19. Ráma rejoined:—That of course cannot be admissible and reliable as true, which is liable to objection and exception; the sight of a dream is but momentary and falsified upon our waking; wherefore it cannot be alike to the waking state.

20. Vasishtha replied:—The disappearance of the dreamed objects upon waking, does not prove their falsity, nor make any difference between the two states of dreaming and waking; because the objects which one sees in his dream, are like those that a traveller sees in foreign country, which are lost upon his return to his own country, and the sights of this are soon lost upon his death. Hence both are true for the time being, and both proved equally false and fleeting at last.

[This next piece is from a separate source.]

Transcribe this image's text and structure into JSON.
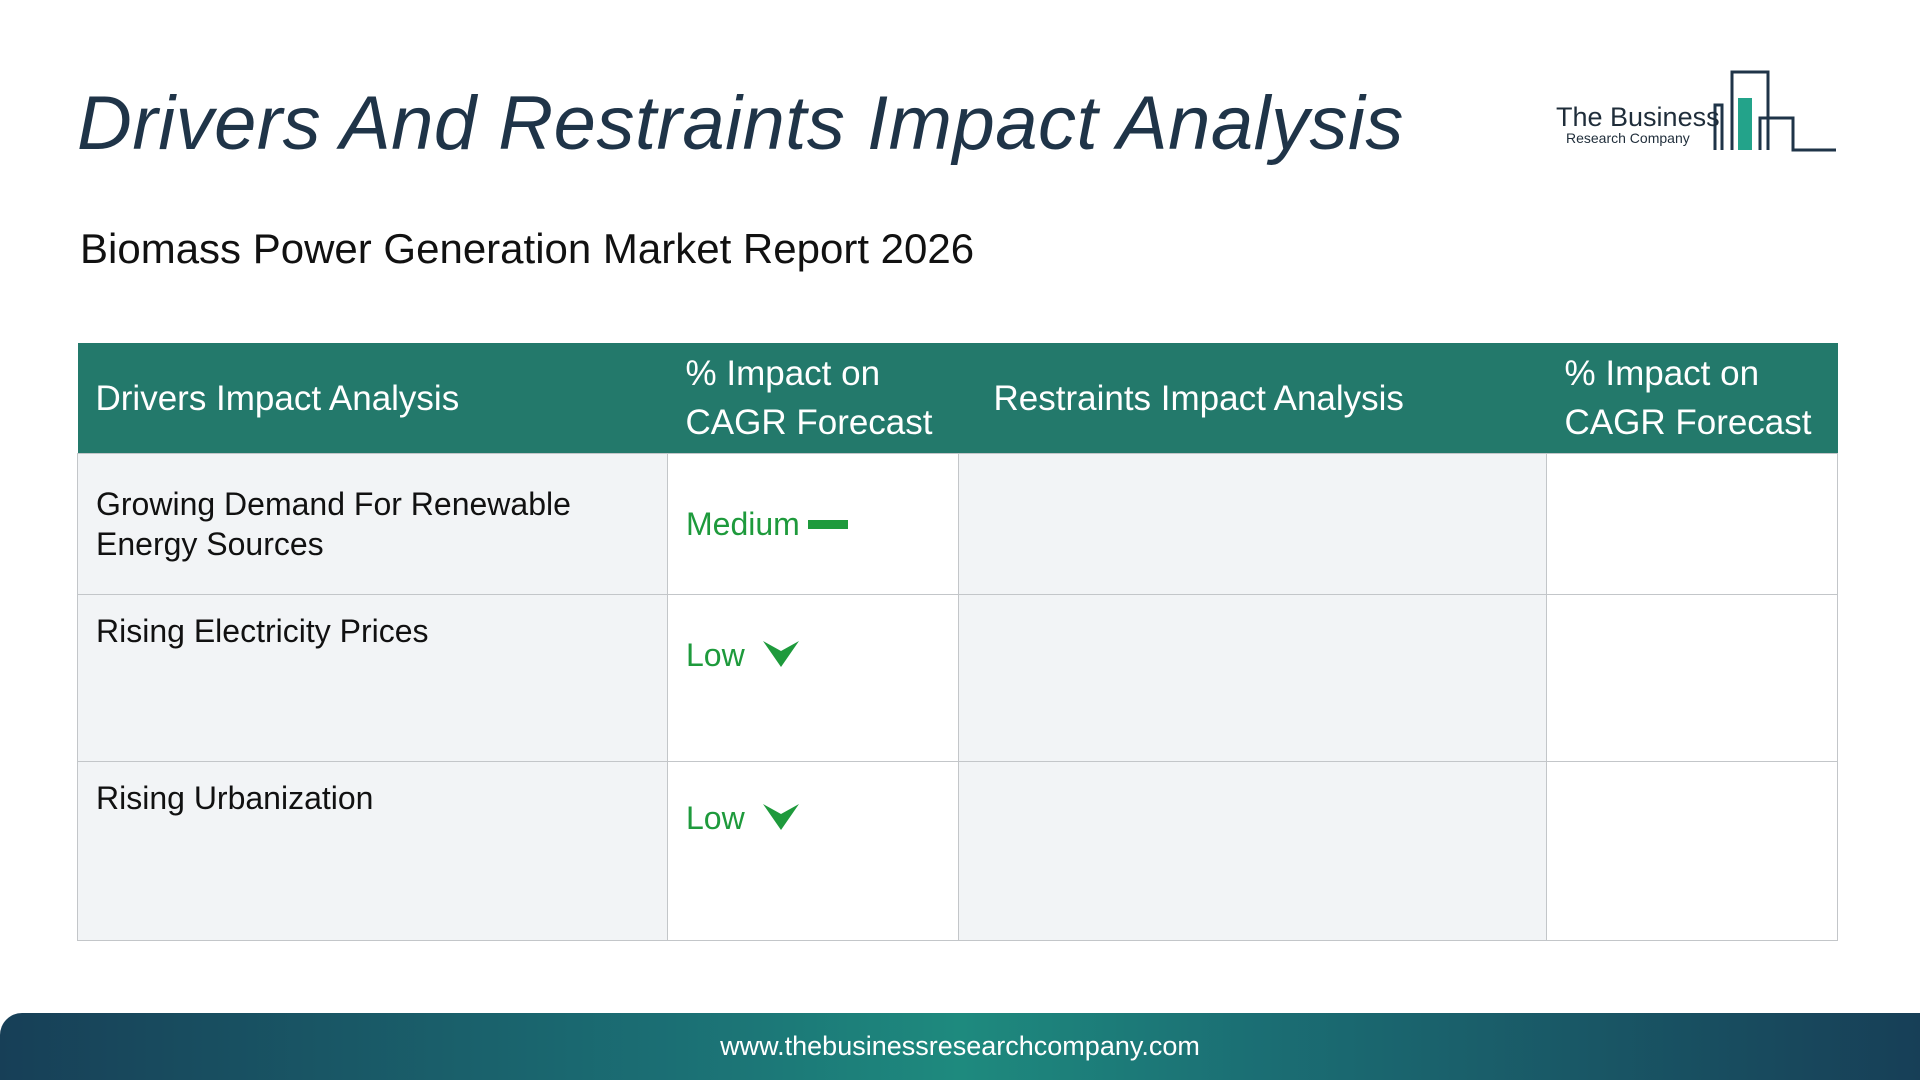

21. A man being dead, he is separated from his friends, as from those he sees in his dream; and then the living is said to be awakened, as when a sleeper awakes from his slumber.

22. After seeing the delusions of the states of happiness and misery, and witnessing the rotations of days and nights, and feeling many changes, the living soul at last departs from this world of dreams.

23. After the long sleep of life, there comes at last an end of it at last; when the human soul becomes assured of the untruth of this world, and that the past was a mere dream.

24. As the dreamer perceives his death in the land of his dream, so the waking man sees his waking dream of this world, where he meets with his death, in order to be reborn in it and to dream again.

25. The waking beholder of the world, finds himself to die in the same manner in his living world; where he is doomed to be reborn, in order to see the same scenes and to die again.

26. He who finds himself to die in the living world in his waking state, comes to revisit this earth, in order to see the same dreams, which he believed to be true in his former births. (Hence the sleeping and waking dreams, that view the same things over again, are both alike).

27. It is the ignorant only, that believe their waking sights as true; while it is the firm conviction of the intelligent, that all these appearances are but day dreams at best.

28. Taking the dreaming state for waking, and the waking one for dreaming, are but verbal distinctions implying the same thing; as life and death are meaningless words for the two states of the soul, which never born nor died.